Por outro lado a regulamentação da AB faz uso de uma linguagem que traduz os conceitos de tal modo que induz o público em ideias erradas. Desde logo pela forma como se adjectiva ( biológica, bio, organica ), quando na realidade remete para uma prática fitossanitária de luta integrada, que é aquela que associa luta química e biológica no controlo de pragas e doenças, e que não é exactamente a ideia que fazemos das largadas de joaninhas, essas sim características da luta biológica. Deste modo constrói-se uma mitologia pouco educativa em redor destas práticas agrícolas, que são compreendidas como inócuas. Mas as moléculas dos piretróides ( os insecticidas da nova geração ) naturais ( extraídos dos crisântemos ) autorizados na AB, são um desastre para os ecossistemas de água doce, por exemplo, e nessa medida não se distinguem dos de síntese. O que reforça a ideia essa sim pertinente de que o que classifica um produto como veneno é mais a dose e o contexto do seu uso do que a sua natureza, pelo que a questão não está tanto em usá-los ou não mas em como se usa e nas razões que fazem com esse uso seja necessário.
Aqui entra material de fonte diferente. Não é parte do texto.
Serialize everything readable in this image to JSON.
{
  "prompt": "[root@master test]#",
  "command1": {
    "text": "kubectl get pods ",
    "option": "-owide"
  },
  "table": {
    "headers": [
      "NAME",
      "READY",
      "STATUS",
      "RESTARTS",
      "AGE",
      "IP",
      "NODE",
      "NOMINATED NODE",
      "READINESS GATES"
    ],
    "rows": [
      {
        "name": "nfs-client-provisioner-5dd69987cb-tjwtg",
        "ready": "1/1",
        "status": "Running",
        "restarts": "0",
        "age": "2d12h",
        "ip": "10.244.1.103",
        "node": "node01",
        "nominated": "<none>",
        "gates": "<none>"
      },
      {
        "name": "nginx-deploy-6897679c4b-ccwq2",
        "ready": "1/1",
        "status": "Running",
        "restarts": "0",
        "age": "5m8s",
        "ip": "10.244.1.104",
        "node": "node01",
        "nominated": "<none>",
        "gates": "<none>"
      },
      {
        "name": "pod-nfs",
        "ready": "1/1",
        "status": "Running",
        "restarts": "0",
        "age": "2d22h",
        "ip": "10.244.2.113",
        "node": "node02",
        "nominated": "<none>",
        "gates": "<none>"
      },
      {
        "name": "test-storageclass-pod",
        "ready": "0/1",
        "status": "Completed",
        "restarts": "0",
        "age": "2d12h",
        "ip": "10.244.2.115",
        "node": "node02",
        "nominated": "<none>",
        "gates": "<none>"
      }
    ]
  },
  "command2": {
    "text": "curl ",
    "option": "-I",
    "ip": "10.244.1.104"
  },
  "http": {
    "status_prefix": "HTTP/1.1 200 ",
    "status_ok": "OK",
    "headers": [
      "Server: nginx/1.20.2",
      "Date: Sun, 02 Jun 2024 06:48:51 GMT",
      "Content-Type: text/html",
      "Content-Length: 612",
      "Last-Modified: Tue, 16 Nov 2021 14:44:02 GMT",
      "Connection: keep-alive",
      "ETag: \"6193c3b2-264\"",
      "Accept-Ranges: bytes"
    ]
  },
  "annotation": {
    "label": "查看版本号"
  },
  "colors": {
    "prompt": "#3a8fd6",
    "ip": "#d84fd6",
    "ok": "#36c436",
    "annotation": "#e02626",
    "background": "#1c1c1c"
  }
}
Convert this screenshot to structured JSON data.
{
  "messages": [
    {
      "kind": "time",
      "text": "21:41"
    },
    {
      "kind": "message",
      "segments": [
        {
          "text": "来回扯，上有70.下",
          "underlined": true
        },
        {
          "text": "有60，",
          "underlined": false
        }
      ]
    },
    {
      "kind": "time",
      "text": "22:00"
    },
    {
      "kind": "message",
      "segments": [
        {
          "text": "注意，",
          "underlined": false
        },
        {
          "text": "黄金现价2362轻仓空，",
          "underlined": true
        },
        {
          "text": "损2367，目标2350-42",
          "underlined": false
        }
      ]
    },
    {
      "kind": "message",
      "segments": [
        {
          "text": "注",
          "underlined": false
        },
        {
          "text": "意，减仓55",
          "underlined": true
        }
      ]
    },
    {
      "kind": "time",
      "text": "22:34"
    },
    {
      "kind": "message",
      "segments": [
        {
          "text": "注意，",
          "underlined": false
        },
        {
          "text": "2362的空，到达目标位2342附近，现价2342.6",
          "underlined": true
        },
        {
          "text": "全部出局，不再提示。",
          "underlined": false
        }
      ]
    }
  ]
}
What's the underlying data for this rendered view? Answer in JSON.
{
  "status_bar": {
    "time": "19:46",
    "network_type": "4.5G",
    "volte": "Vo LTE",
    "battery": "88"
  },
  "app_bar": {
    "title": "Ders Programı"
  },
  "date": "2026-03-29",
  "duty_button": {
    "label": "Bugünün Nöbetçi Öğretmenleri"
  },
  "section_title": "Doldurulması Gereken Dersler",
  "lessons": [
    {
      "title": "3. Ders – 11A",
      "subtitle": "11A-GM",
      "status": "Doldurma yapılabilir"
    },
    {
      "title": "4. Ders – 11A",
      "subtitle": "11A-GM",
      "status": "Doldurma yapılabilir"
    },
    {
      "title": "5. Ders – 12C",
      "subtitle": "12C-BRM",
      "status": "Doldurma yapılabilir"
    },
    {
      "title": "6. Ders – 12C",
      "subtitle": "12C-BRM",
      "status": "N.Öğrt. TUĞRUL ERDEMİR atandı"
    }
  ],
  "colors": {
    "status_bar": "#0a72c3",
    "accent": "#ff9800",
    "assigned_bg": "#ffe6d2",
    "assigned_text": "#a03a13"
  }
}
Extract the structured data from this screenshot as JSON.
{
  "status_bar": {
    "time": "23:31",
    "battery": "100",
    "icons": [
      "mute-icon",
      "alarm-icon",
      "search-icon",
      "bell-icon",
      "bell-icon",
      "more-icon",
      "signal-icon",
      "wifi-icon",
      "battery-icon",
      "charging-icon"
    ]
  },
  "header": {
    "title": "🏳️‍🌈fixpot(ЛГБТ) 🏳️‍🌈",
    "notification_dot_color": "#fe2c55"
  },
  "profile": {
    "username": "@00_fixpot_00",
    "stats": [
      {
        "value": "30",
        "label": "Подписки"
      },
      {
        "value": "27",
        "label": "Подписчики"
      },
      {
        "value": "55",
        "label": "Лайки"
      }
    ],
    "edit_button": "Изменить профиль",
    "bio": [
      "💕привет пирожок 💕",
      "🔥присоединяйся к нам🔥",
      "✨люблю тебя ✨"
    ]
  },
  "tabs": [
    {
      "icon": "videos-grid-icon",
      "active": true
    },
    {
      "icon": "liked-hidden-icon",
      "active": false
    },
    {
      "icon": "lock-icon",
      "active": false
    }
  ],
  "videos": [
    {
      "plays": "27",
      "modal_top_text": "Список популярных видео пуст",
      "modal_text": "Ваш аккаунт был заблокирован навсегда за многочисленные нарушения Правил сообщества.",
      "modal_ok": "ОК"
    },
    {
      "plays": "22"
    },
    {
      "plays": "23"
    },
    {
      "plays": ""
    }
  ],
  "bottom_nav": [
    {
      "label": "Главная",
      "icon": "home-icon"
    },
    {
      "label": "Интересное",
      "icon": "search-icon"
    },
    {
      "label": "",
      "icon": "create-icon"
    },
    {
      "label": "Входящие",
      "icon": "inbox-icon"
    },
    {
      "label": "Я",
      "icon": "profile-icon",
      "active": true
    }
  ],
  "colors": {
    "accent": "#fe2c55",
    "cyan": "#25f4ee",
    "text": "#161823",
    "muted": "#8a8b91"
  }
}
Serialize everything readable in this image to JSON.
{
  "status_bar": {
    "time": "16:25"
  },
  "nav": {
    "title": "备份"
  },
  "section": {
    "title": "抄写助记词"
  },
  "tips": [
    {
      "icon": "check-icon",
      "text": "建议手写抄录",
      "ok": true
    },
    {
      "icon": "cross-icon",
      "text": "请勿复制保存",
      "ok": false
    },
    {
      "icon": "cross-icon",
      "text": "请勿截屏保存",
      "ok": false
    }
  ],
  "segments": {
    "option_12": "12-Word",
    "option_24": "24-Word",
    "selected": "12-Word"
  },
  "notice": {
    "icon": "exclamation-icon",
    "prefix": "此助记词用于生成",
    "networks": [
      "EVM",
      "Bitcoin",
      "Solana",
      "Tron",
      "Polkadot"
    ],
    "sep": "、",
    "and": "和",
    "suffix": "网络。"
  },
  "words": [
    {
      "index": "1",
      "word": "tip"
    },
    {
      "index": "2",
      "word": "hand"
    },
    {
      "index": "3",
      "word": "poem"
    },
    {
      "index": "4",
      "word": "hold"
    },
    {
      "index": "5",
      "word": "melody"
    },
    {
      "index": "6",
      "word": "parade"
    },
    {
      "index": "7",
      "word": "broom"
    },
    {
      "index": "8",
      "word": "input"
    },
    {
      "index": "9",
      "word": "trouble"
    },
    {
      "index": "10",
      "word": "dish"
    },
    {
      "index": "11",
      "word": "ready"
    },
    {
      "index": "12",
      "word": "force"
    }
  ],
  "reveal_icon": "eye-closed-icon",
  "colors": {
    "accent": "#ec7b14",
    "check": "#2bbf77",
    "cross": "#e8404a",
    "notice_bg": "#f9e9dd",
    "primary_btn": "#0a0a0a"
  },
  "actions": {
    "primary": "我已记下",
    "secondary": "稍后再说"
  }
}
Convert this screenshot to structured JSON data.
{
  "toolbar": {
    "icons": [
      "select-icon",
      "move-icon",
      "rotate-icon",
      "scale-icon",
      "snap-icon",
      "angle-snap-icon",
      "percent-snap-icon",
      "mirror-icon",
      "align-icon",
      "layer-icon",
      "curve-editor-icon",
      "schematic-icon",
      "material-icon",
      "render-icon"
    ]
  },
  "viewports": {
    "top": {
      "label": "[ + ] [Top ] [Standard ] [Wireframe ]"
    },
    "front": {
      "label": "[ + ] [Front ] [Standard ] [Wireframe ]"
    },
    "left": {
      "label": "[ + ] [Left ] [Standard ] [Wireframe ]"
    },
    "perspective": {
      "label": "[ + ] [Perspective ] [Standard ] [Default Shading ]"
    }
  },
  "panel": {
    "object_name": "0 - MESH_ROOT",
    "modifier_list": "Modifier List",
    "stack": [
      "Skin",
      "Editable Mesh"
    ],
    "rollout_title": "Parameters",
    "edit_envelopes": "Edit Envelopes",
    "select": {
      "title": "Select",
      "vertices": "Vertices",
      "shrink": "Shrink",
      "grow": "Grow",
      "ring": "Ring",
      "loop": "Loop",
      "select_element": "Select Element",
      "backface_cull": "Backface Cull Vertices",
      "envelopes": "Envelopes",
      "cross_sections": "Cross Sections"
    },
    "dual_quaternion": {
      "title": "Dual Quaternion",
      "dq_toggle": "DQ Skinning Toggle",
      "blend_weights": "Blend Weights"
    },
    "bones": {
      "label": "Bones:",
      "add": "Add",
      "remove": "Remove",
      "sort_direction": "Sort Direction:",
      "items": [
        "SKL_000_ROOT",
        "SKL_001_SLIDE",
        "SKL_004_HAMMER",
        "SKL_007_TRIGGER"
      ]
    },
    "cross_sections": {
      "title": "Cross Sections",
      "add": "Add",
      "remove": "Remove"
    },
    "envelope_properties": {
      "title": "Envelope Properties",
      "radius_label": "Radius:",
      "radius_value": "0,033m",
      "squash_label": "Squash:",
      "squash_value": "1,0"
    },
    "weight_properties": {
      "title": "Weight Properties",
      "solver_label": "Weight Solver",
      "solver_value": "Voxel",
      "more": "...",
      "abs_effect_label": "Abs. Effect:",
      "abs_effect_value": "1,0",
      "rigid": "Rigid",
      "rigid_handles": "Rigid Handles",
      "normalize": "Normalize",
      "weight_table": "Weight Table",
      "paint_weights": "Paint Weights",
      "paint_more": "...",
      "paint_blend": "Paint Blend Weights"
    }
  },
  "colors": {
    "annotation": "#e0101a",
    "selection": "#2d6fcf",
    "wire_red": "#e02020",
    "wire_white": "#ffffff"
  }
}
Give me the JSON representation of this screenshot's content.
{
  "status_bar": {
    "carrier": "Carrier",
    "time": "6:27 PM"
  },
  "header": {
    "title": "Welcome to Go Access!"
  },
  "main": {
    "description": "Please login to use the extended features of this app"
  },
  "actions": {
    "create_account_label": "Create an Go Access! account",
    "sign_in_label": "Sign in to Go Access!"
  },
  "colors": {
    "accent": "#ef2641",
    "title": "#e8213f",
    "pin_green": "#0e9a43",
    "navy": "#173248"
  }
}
Ora essas razões continuam a ser a produção em massa para o mercado, fruto duma relação desajustada entre população e recursos, e uma ideia de gestão que só entende a economia pelo lado dos seus resultados financeiros, pelo que não prescinde da competitividade como condição de existência do que quer que seja. Isso mesmo é admitido pela EU, pois embora reconheça a asneira que tem sido a tremenda apatia perante a degradação do mundo rural, não se atreve a mais que a tímidas tentativas de revitalizá-lo a reboque de acções que usam como remédio aquilo que o asfixiou: o mercado e a livre iniciativa. Provavelmente, foi essa a única forma que encontrou de não bulir com os interesses do corporativismo capitalista instalado no sector e que, de resto, não perdeu tempo a tirar vantagem da "onda bio" entretanto gerada . As sucessivas alterações que têm vindo a ser introduzidas ao Reg CEE 2092 / 91 e os esforços de homogeneização internacional entre as variantes de AB, são disso bem ilustrativas. Os produtos biológicos já admitem a fantástica possibilidade de 0.9 % de contaminação com transgénicos ! As vazias das vacas argentinas não perdem o bio depois de atravessarem de avião o Atlântico embaladas a vácuo em contentores-frio. Sobre os iogurtes e o leite magro biológicos, já conversamos. E se isto já não estivesse tão longo poderíamos ainda falar da etiqueta bio atribuída aos “frangos do campo criados ao ar livre” e abatidos aos 81 dias, que o clube de produtores SONAE comercializa. Lá iremos noutra altura.